Interesting read, so thanks for the 'educational' pathway through the Philippino way of life.
Your point about my biased perceptions regarding RD, I have little option than to read a broad cross-section about the world at large. In the main I sense that what's being reported is at least accurate. You may wish to reveal that a publication or broadcaster has it's own bias against RD, which of course I'd be happy to read. But until then, given that my weekly reading matter covers the broadest span of political and social opinion, I'm slightly concerned that you describe the media in the UK, or is that the west, as deliberately sharing the same negative view of Duterte? I struggle to accept that the Daily Telegraph, about as right-wing, even reactionary, as a paper is allowed to be, and then The Guardian, about as liberal as it gets, even sometimes embarrassingly so, so I hope you'll forgive my cynicism about your carefully worded description of Duterte.

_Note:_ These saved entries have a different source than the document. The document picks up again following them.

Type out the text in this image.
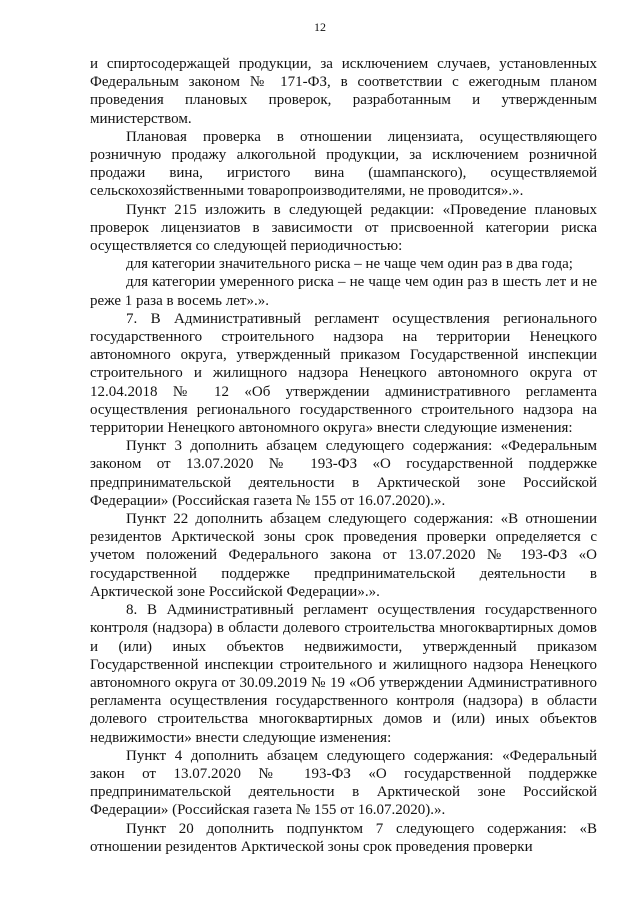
12

и спиртосодержащей продукции, за исключением случаев, установленных Федеральным законом № 171-ФЗ, в соответствии с ежегодным планом проведения плановых проверок, разработанным и утвержденным министерством.

Плановая проверка в отношении лицензиата, осуществляющего розничную продажу алкогольной продукции, за исключением розничной продажи вина, игристого вина (шампанского), осуществляемой сельскохозяйственными товаропроизводителями, не проводится».».

Пункт 215 изложить в следующей редакции: «Проведение плановых проверок лицензиатов в зависимости от присвоенной категории риска осуществляется со следующей периодичностью:

для категории значительного риска – не чаще чем один раз в два года;

для категории умеренного риска – не чаще чем один раз в шесть лет и не реже 1 раза в восемь лет».».

7. В Административный регламент осуществления регионального государственного строительного надзора на территории Ненецкого автономного округа, утвержденный приказом Государственной инспекции строительного и жилищного надзора Ненецкого автономного округа от 12.04.2018 № 12 «Об утверждении административного регламента осуществления регионального государственного строительного надзора на территории Ненецкого автономного округа» внести следующие изменения:

Пункт 3 дополнить абзацем следующего содержания: «Федеральным законом от 13.07.2020 № 193-ФЗ «О государственной поддержке предпринимательской деятельности в Арктической зоне Российской Федерации» (Российская газета № 155 от 16.07.2020).».

Пункт 22 дополнить абзацем следующего содержания: «В отношении резидентов Арктической зоны срок проведения проверки определяется с учетом положений Федерального закона от 13.07.2020 № 193-ФЗ «О государственной поддержке предпринимательской деятельности в Арктической зоне Российской Федерации».».

8. В Административный регламент осуществления государственного контроля (надзора) в области долевого строительства многоквартирных домов и (или) иных объектов недвижимости, утвержденный приказом Государственной инспекции строительного и жилищного надзора Ненецкого автономного округа от 30.09.2019 № 19 «Об утверждении Административного регламента осуществления государственного контроля (надзора) в области долевого строительства многоквартирных домов и (или) иных объектов недвижимости» внести следующие изменения:

Пункт 4 дополнить абзацем следующего содержания: «Федеральный закон от 13.07.2020 № 193-ФЗ «О государственной поддержке предпринимательской деятельности в Арктической зоне Российской Федерации» (Российская газета № 155 от 16.07.2020).».

Пункт 20 дополнить подпунктом 7 следующего содержания: «В отношении резидентов Арктической зоны срок проведения проверки
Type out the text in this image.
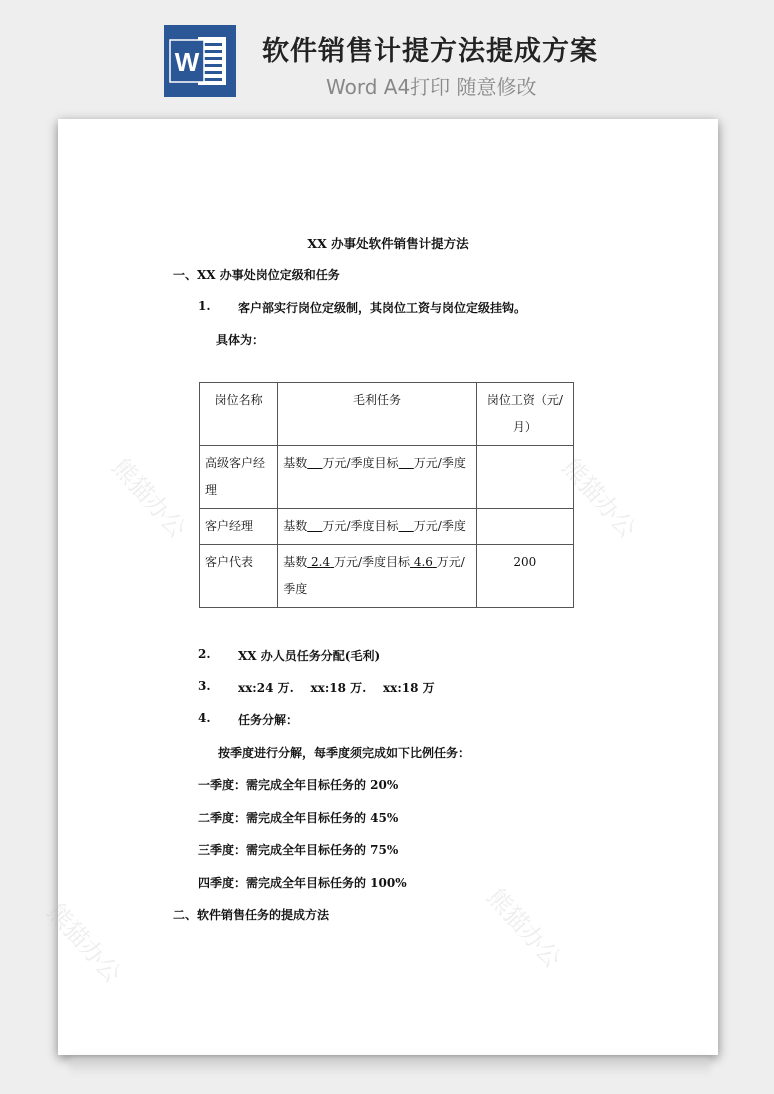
W 软件销售计提方法提成方案
Word A4打印 随意修改
熊猫办公	熊猫办公
熊猫办公	熊猫办公
XX 办事处软件销售计提方法
一、XX 办事处岗位定级和任务
1. 客户部实行岗位定级制，其岗位工资与岗位定级挂钩。
具体为：
岗位名称	毛利任务	岗位工资（元/月）
高级客户经理	基数 万元/季度目标 万元/季度	
客户经理	基数 万元/季度目标 万元/季度	
客户代表	基数 2.4 万元/季度目标 4.6 万元/季度	200
2. XX 办人员任务分配(毛利)
3. xx:24 万.    xx:18 万.    xx:18 万
4. 任务分解：
按季度进行分解，每季度须完成如下比例任务：
一季度：需完成全年目标任务的 20%
二季度：需完成全年目标任务的 45%
三季度：需完成全年目标任务的 75%
四季度：需完成全年目标任务的 100%
二、软件销售任务的提成方法
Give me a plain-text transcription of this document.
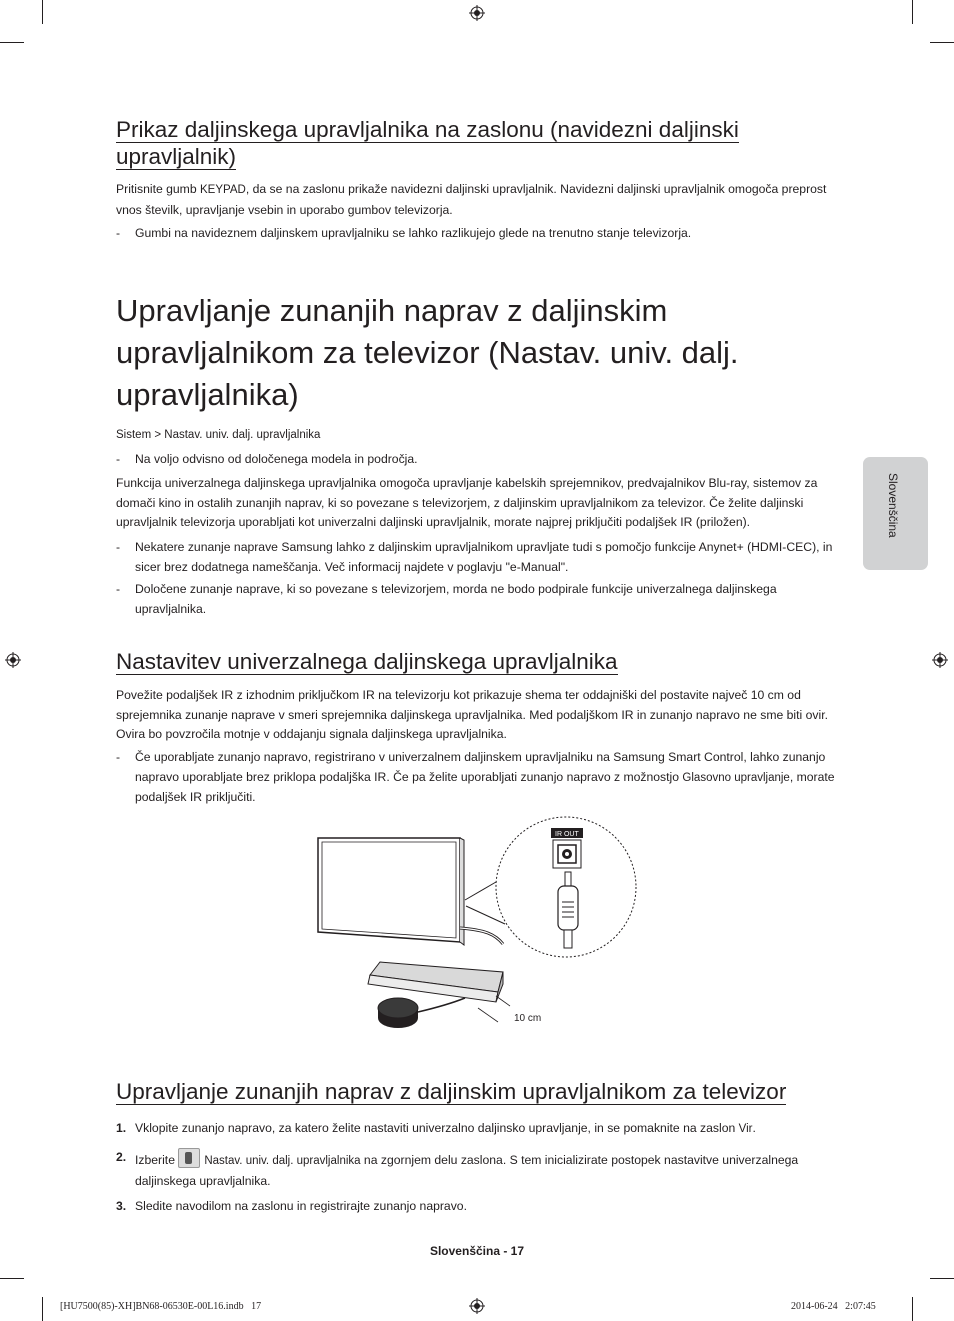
Prikaz daljinskega upravljalnika na zaslonu (navidezni daljinski upravljalnik)
Pritisnite gumb KEYPAD, da se na zaslonu prikaže navidezni daljinski upravljalnik. Navidezni daljinski upravljalnik omogoča preprost vnos številk, upravljanje vsebin in uporabo gumbov televizorja.
-	Gumbi na navideznem daljinskem upravljalniku se lahko razlikujejo glede na trenutno stanje televizorja.
Upravljanje zunanjih naprav z daljinskim upravljalnikom za televizor (Nastav. univ. dalj. upravljalnika)
Sistem > Nastav. univ. dalj. upravljalnika
-	Na voljo odvisno od določenega modela in področja.
Funkcija univerzalnega daljinskega upravljalnika omogoča upravljanje kabelskih sprejemnikov, predvajalnikov Blu-ray, sistemov za domači kino in ostalih zunanjih naprav, ki so povezane s televizorjem, z daljinskim upravljalnikom za televizor. Če želite daljinski upravljalnik televizorja uporabljati kot univerzalni daljinski upravljalnik, morate najprej priključiti podaljšek IR (priložen).
-	Nekatere zunanje naprave Samsung lahko z daljinskim upravljalnikom upravljate tudi s pomočjo funkcije Anynet+ (HDMI-CEC), in sicer brez dodatnega nameščanja. Več informacij najdete v poglavju "e-Manual".
-	Določene zunanje naprave, ki so povezane s televizorjem, morda ne bodo podpirale funkcije univerzalnega daljinskega upravljalnika.
Nastavitev univerzalnega daljinskega upravljalnika
Povežite podaljšek IR z izhodnim priključkom IR na televizorju kot prikazuje shema ter oddajniški del postavite največ 10 cm od sprejemnika zunanje naprave v smeri sprejemnika daljinskega upravljalnika. Med podaljškom IR in zunanjo napravo ne sme biti ovir. Ovira bo povzročila motnje v oddajanju signala daljinskega upravljalnika.
-	Če uporabljate zunanjo napravo, registrirano v univerzalnem daljinskem upravljalniku na Samsung Smart Control, lahko zunanjo napravo uporabljate brez priklopa podaljška IR. Če pa želite uporabljati zunanjo napravo z možnostjo Glasovno upravljanje, morate podaljšek IR priključiti.
10 cm
IR OUT
Upravljanje zunanjih naprav z daljinskim upravljalnikom za televizor
1. Vklopite zunanjo napravo, za katero želite nastaviti univerzalno daljinsko upravljanje, in se pomaknite na zaslon Vir.
2. Izberite
Nastav. univ. dalj. upravljalnika na zgornjem delu zaslona. S tem inicializirate postopek nastavitve univerzalnega daljinskega upravljalnika.
3. Sledite navodilom na zaslonu in registrirajte zunanjo napravo.
Slovenščina
Slovenščina - 17
[HU7500(85)-XH]BN68-06530E-00L16.indb   17	2014-06-24   2:07:45
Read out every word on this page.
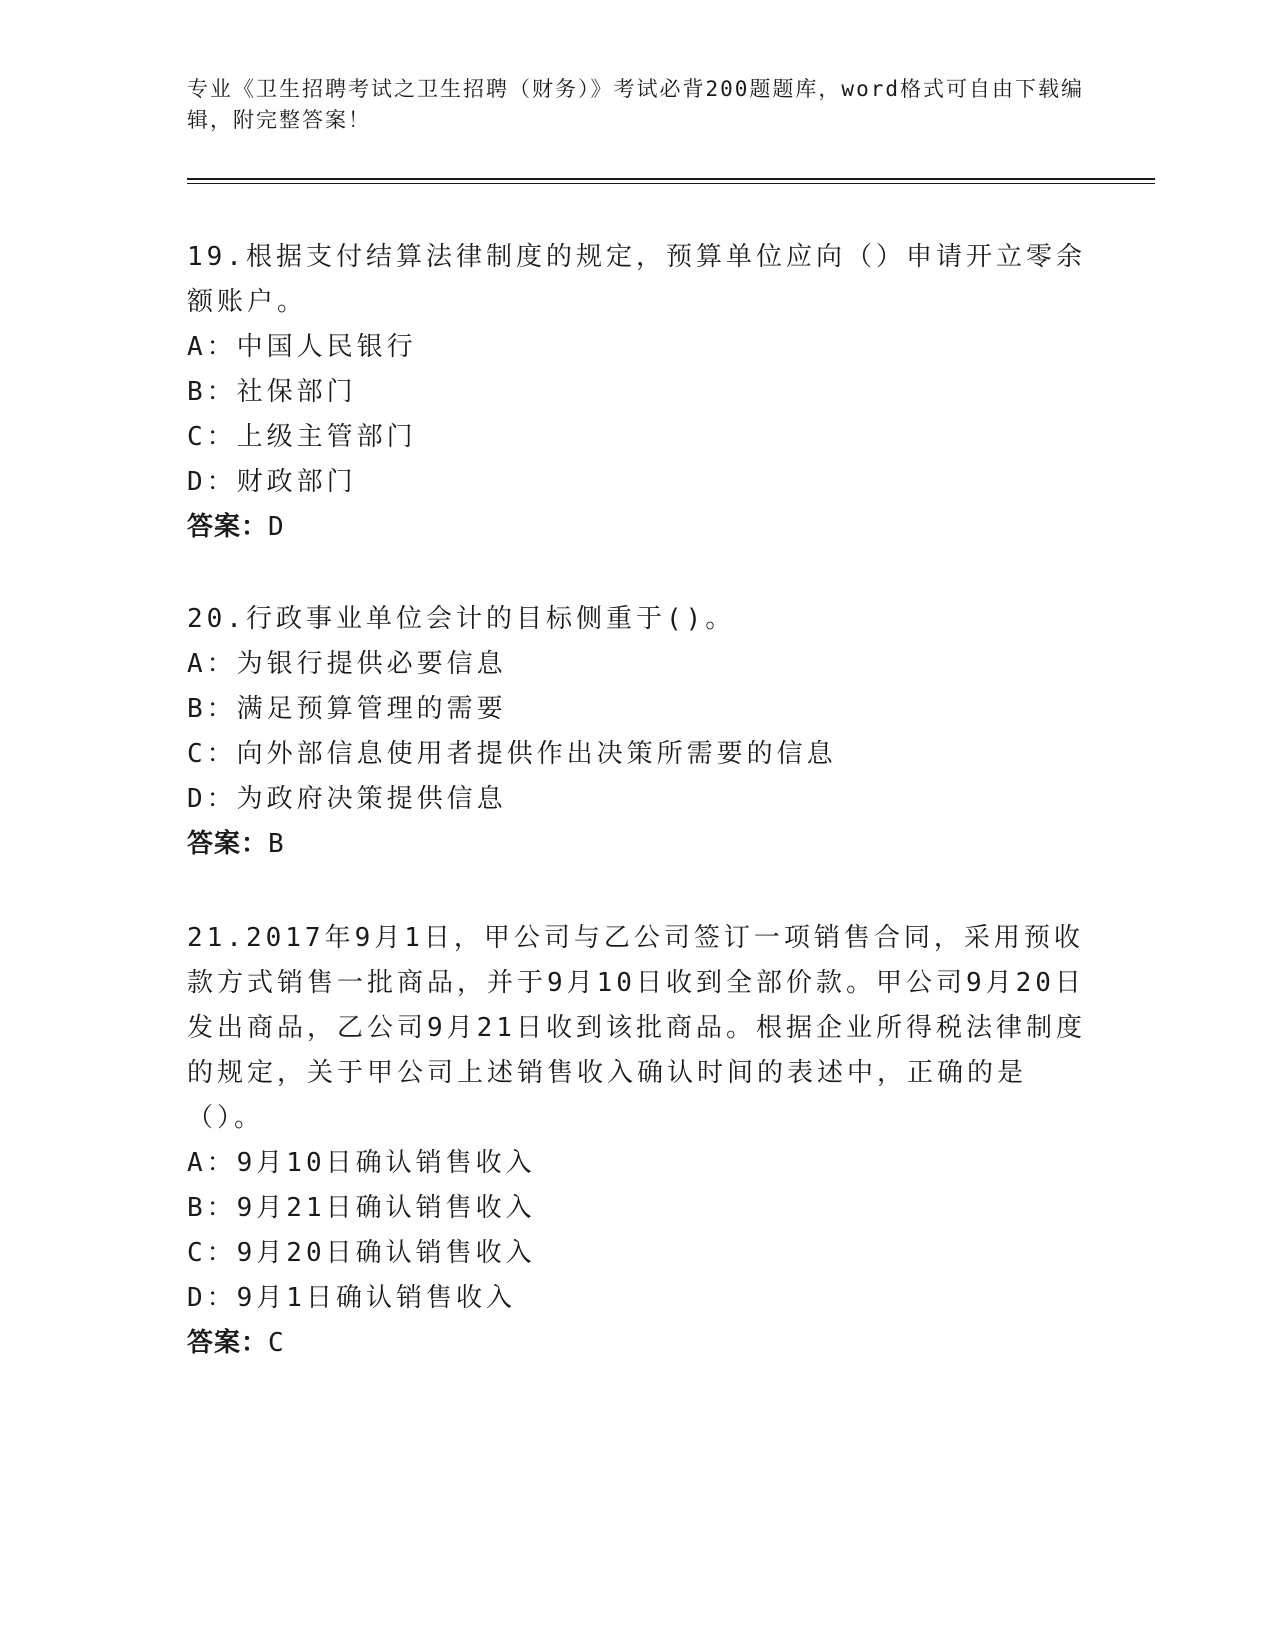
专业《卫生招聘考试之卫生招聘（财务）》考试必背200题题库，word格式可自由下载编辑，附完整答案！
19.根据支付结算法律制度的规定，预算单位应向（）申请开立零余额账户。
A：中国人民银行
B：社保部门
C：上级主管部门
D：财政部门
答案：D
20.行政事业单位会计的目标侧重于()。
A：为银行提供必要信息
B：满足预算管理的需要
C：向外部信息使用者提供作出决策所需要的信息
D：为政府决策提供信息
答案：B
21.2017年9月1日，甲公司与乙公司签订一项销售合同，采用预收款方式销售一批商品，并于9月10日收到全部价款。甲公司9月20日发出商品，乙公司9月21日收到该批商品。根据企业所得税法律制度的规定，关于甲公司上述销售收入确认时间的表述中，正确的是（）。
A：9月10日确认销售收入
B：9月21日确认销售收入
C：9月20日确认销售收入
D：9月1日确认销售收入
答案：C
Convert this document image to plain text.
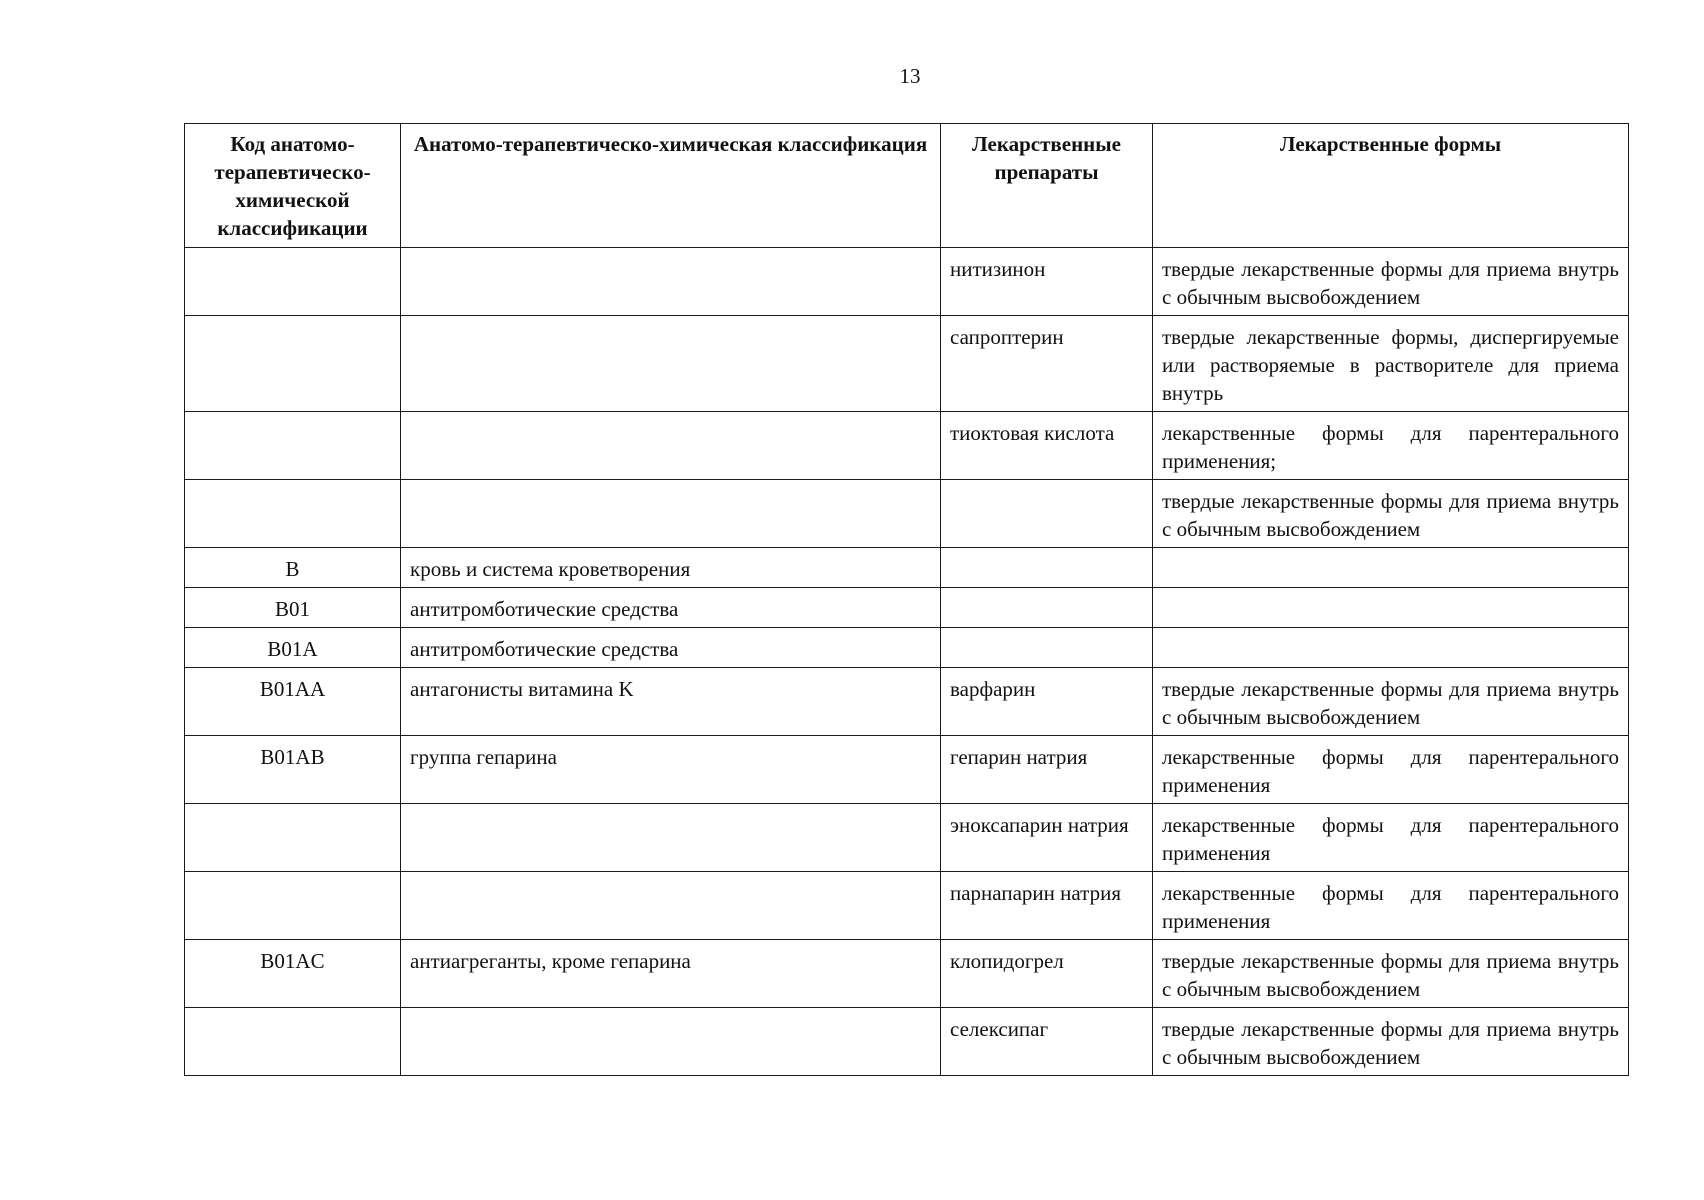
13
Код анатомо-терапевтическо-химической классификации	Анатомо-терапевтическо-химическая классификация	Лекарственные препараты	Лекарственные формы
		нитизинон	твердые лекарственные формы для приема внутрь с обычным высвобождением
		сапроптерин	твердые лекарственные формы, диспергируемые или растворяемые в растворителе для приема внутрь
		тиоктовая кислота	лекарственные формы для парентерального применения;
			твердые лекарственные формы для приема внутрь с обычным высвобождением
B	кровь и система кроветворения		
B01	антитромботические средства		
B01A	антитромботические средства		
B01AA	антагонисты витамина K	варфарин	твердые лекарственные формы для приема внутрь с обычным высвобождением
B01AB	группа гепарина	гепарин натрия	лекарственные формы для парентерального применения
		эноксапарин натрия	лекарственные формы для парентерального применения
		парнапарин натрия	лекарственные формы для парентерального применения
B01AC	антиагреганты, кроме гепарина	клопидогрел	твердые лекарственные формы для приема внутрь с обычным высвобождением
		селексипаг	твердые лекарственные формы для приема внутрь с обычным высвобождением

No doubt there are many in the Philippines who adore the fact that drug dealing is being confronted. That's a response I imagine we'd find in most countries, so no real surprise there. But it's Duterte's unabashed thirst to employ violence, which has been backed with televised interviews where he says he'd be happy to carry out such murders. One interview I saw was particularly disturbing, in which RD intimated that he had already been personally responsible for the murders (that's correct, plural) of drug dealers. I know this goes against the grain if you believe in state endorsed murder, but I prefer the rule of democratically agreed law by which we should live. By all means build more prisons, increase tariffs for the most appalling of crimes (and I include drug dealing in this), but anyone who thinks that the creation of death squads will stop the use of drugs has been shown to be wrong. Historically, wherever the death penalty has existed, it has made no significant difference to whichever crime appalls someone. It may get rid of an individual, but there will always be someone else to continue the same dreadful social ill. At best these negatives can be minimised, but removed from the social landscape? No a cat in hell's chance.
I think that rather than continue to go round in circles disagreeing, we should agree to disagree. I hope you can at some point prove me wrong, but it will take more than the above to convince me that Duterte is almost Ghandi-like in his wish to improve his country.